Valery Jacobi was born to a family of an estate owner and started his education in the Kazan University, but broke his study to enlist in Russian Army[1] (Siberian Volunteer Corps[4]) during the Crimean War. In 1856 after retirement from the Army he decided to abandon his University study and pursue the artistic career instead.[1]

In 1856-1861 he studied at the Imperial Academy of Arts, receiving a small gold medal for his painting Serene holiday of a beggar (1860). In 1861 he paints his probably the most notable painting Prisoners Stopping Place. In 1861-1869 Jacobi travels to Europe by an Academy grant, visiting Germany, Switzerland, France and Italy.[1]

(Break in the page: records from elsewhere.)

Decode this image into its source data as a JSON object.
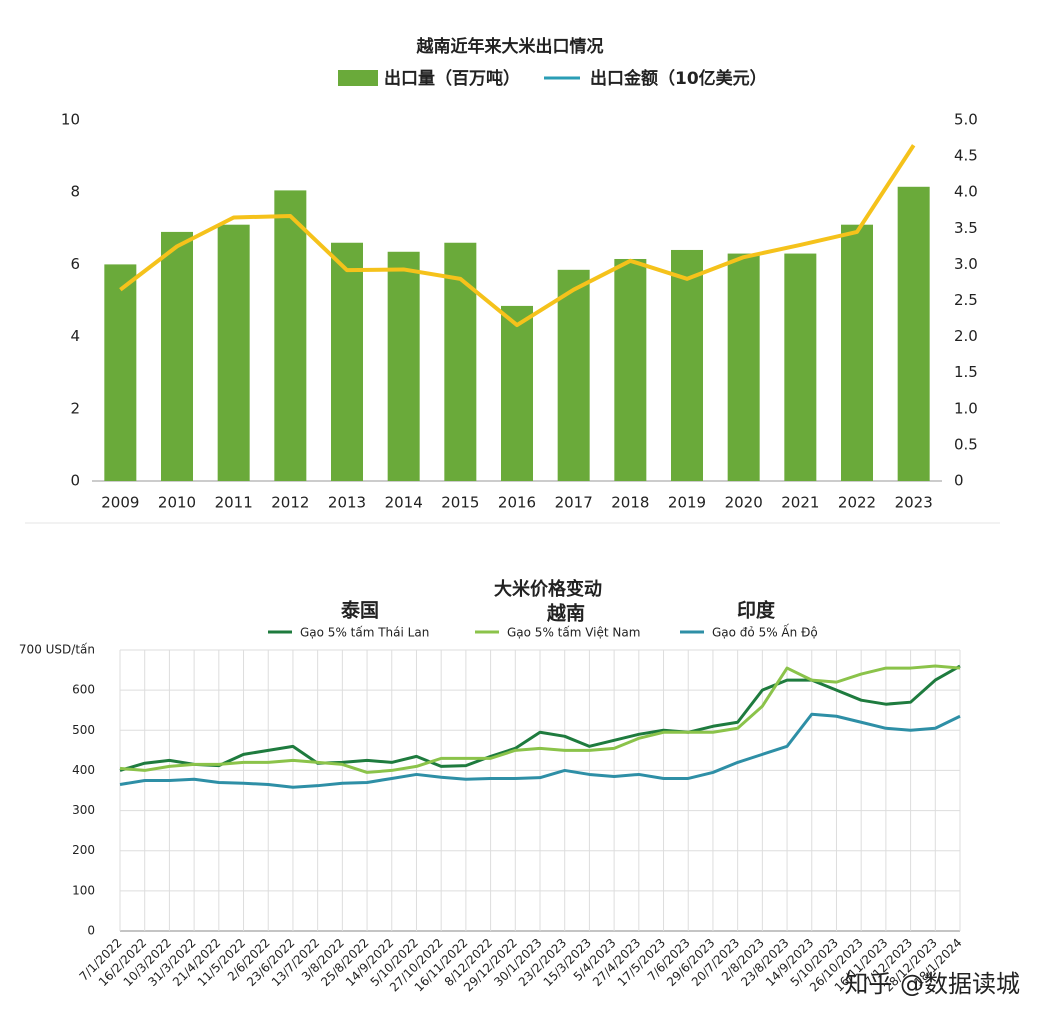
{
  "chart_data": [
    {
      "type": "bar_line",
      "title": "越南近年来大米出口情况",
      "categories": [
        "2009",
        "2010",
        "2011",
        "2012",
        "2013",
        "2014",
        "2015",
        "2016",
        "2017",
        "2018",
        "2019",
        "2020",
        "2021",
        "2022",
        "2023"
      ],
      "series": [
        {
          "name": "出口量（百万吨）",
          "type": "bar",
          "color": "#6aaa3a",
          "values": [
            6.0,
            6.9,
            7.1,
            8.05,
            6.6,
            6.35,
            6.6,
            4.85,
            5.85,
            6.15,
            6.4,
            6.3,
            6.3,
            7.1,
            8.15
          ]
        },
        {
          "name": "出口金额（10亿美元）",
          "type": "line",
          "axis": "y2",
          "color": "#f5c21b",
          "legend_color": "#2a9db5",
          "values": [
            2.65,
            3.25,
            3.65,
            3.67,
            2.92,
            2.93,
            2.8,
            2.16,
            2.65,
            3.05,
            2.8,
            3.1,
            3.27,
            3.45,
            4.65
          ]
        }
      ],
      "ylim": [
        0,
        10
      ],
      "yticks": [
        0,
        2,
        4,
        6,
        8,
        10
      ],
      "y2lim": [
        0,
        5
      ],
      "y2ticks": [
        0,
        0.5,
        {
          "value": 1,
          "label": "1.0"
        },
        1.5,
        {
          "value": 2,
          "label": "2.0"
        },
        2.5,
        {
          "value": 3,
          "label": "3.0"
        },
        3.5,
        {
          "value": 4,
          "label": "4.0"
        },
        4.5,
        {
          "value": 5,
          "label": "5.0"
        }
      ],
      "grid": false
    },
    {
      "type": "line",
      "title": "大米价格变动",
      "annotations": [
        "泰国",
        "越南",
        "印度"
      ],
      "categories": [
        "7/1/2022",
        "16/2/2022",
        "10/3/2022",
        "31/3/2022",
        "21/4/2022",
        "11/5/2022",
        "2/6/2022",
        "23/6/2022",
        "13/7/2022",
        "3/8/2022",
        "25/8/2022",
        "14/9/2022",
        "5/10/2022",
        "27/10/2022",
        "16/11/2022",
        "8/12/2022",
        "29/12/2022",
        "30/1/2023",
        "23/2/2023",
        "15/3/2023",
        "5/4/2023",
        "27/4/2023",
        "17/5/2023",
        "7/6/2023",
        "29/6/2023",
        "20/7/2023",
        "2/8/2023",
        "23/8/2023",
        "14/9/2023",
        "5/10/2023",
        "26/10/2023",
        "16/11/2023",
        "7/12/2023",
        "28/12/2023",
        "18/1/2024"
      ],
      "series": [
        {
          "name": "Gạo 5% tấm Thái Lan",
          "color": "#1e7b3e",
          "values": [
            400,
            418,
            425,
            415,
            412,
            440,
            450,
            460,
            418,
            420,
            425,
            420,
            435,
            410,
            412,
            435,
            455,
            495,
            485,
            460,
            475,
            490,
            500,
            495,
            510,
            520,
            600,
            625,
            625,
            600,
            575,
            565,
            570,
            625,
            660
          ]
        },
        {
          "name": "Gạo 5% tấm Việt Nam",
          "color": "#8bc34a",
          "values": [
            405,
            400,
            410,
            415,
            415,
            420,
            420,
            425,
            420,
            415,
            395,
            400,
            410,
            430,
            430,
            430,
            450,
            455,
            450,
            450,
            455,
            480,
            495,
            495,
            495,
            505,
            560,
            655,
            625,
            620,
            640,
            655,
            655,
            660,
            655
          ]
        },
        {
          "name": "Gạo đỏ 5% Ấn Độ",
          "color": "#2e8fa6",
          "values": [
            365,
            375,
            375,
            378,
            370,
            368,
            365,
            358,
            362,
            368,
            370,
            380,
            390,
            383,
            378,
            380,
            380,
            382,
            400,
            390,
            385,
            390,
            380,
            380,
            395,
            420,
            440,
            460,
            540,
            535,
            520,
            505,
            500,
            505,
            535
          ]
        }
      ],
      "ylim": [
        0,
        700
      ],
      "yticks": [
        0,
        100,
        200,
        300,
        400,
        500,
        600,
        {
          "value": 700,
          "label": "700 USD/tấn"
        }
      ],
      "grid": true,
      "watermark": "知乎 @数据读城"
    }
  ]
}
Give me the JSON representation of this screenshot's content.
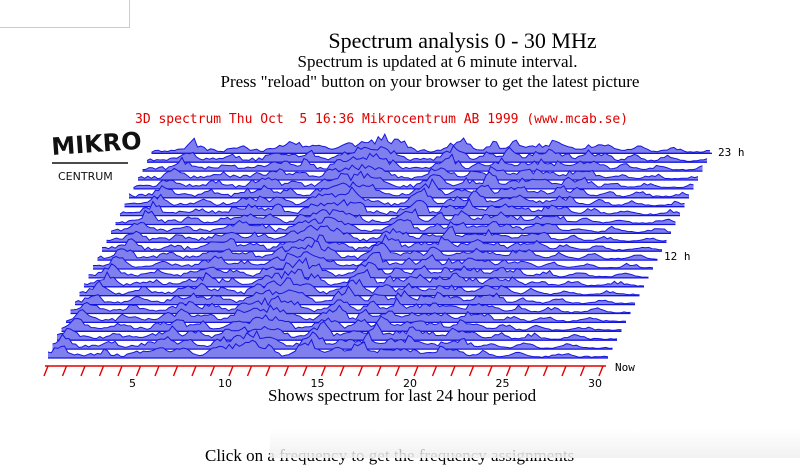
{
  "header": {
    "title": "Spectrum analysis 0 - 30 MHz",
    "update_note": "Spectrum is updated at 6 minute interval.",
    "reload_note": "Press \"reload\" button on your browser to get the latest picture"
  },
  "spectrum_image": {
    "banner": "3D spectrum Thu Oct  5 16:36 Mikrocentrum AB 1999 (www.mcab.se)",
    "logo_top": "MIKRO",
    "logo_bottom": "CENTRUM",
    "row_labels": {
      "top": "23 h",
      "middle": "12 h",
      "bottom": "Now"
    },
    "axis_ticks": [
      "5",
      "10",
      "15",
      "20",
      "25",
      "30"
    ],
    "colors": {
      "trace": "#1515e0",
      "banner": "#e00000",
      "ticks": "#e00000"
    }
  },
  "caption": "Shows spectrum for last 24 hour period",
  "bottom_text": "Click on a frequency to get the frequency assignments"
}
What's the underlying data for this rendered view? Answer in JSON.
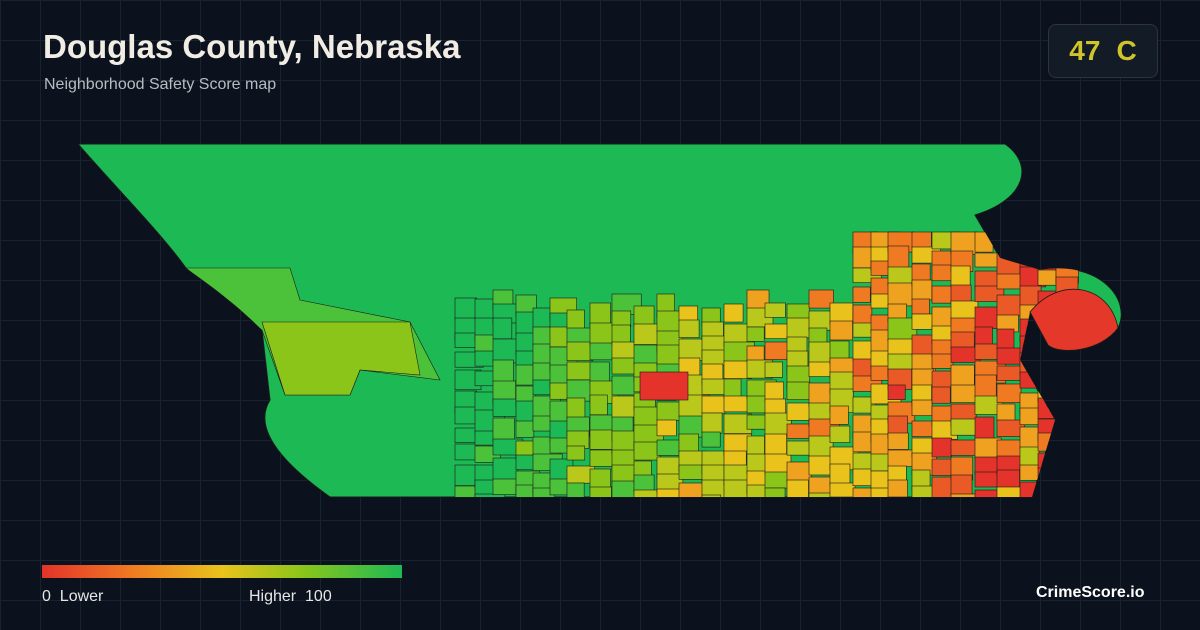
{
  "header": {
    "title": "Douglas County, Nebraska",
    "subtitle": "Neighborhood Safety Score map"
  },
  "score": {
    "value": 47,
    "grade": "C"
  },
  "legend": {
    "min": 0,
    "min_label": "Lower",
    "max_label": "Higher",
    "max": 100
  },
  "brand": "CrimeScore.io"
}
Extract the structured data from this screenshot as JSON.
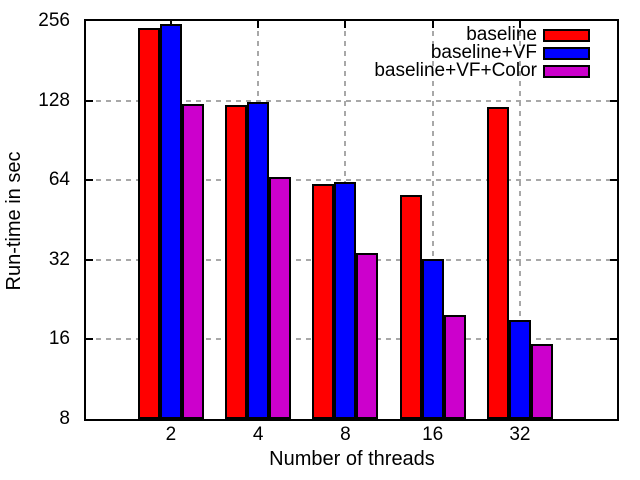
{
  "chart_data": {
    "type": "bar",
    "title": "",
    "xlabel": "Number of threads",
    "ylabel": "Run-time in sec",
    "categories": [
      "2",
      "4",
      "8",
      "16",
      "32"
    ],
    "series": [
      {
        "name": "baseline",
        "color": "#ff0000",
        "values": [
          240,
          123,
          62,
          56.5,
          121
        ]
      },
      {
        "name": "baseline+VF",
        "color": "#0000ff",
        "values": [
          250,
          127,
          63,
          32.3,
          19
        ]
      },
      {
        "name": "baseline+VF+Color",
        "color": "#cc00cc",
        "values": [
          124,
          66,
          34,
          19.8,
          15.4
        ]
      }
    ],
    "y_scale": "log2",
    "ylim": [
      8,
      256
    ],
    "yticks": [
      8,
      16,
      32,
      64,
      128,
      256
    ],
    "grid": true,
    "legend_position": "top-right",
    "colors": {
      "grid": "#a8a8a8",
      "axis": "#000000",
      "background": "#ffffff"
    }
  }
}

In 1870 Jacobi became one of the founding members of the Peredvizhniki art society. But in 1872 he was excluded for his failure to participate in a society exhibition[1] and the general disagreement with the ideals of the society.[4] Later he was considered a conservative, sceptical to the Peredvizhniki's ideas.

Jacobi was a member of the Imperial Academy of Arts since 1868, a professor since 1871, taught in the Academy in 1878-1889.[2] He lived mostly in Saint-Petersburg creating historical paintings like Jesters at the Court of Anna Ioanovna (1872), Ice Palace (1878), etc. His works were criticized as purely decorative, lacking substance.[4]

Jacobi died in Nice, France in 1902.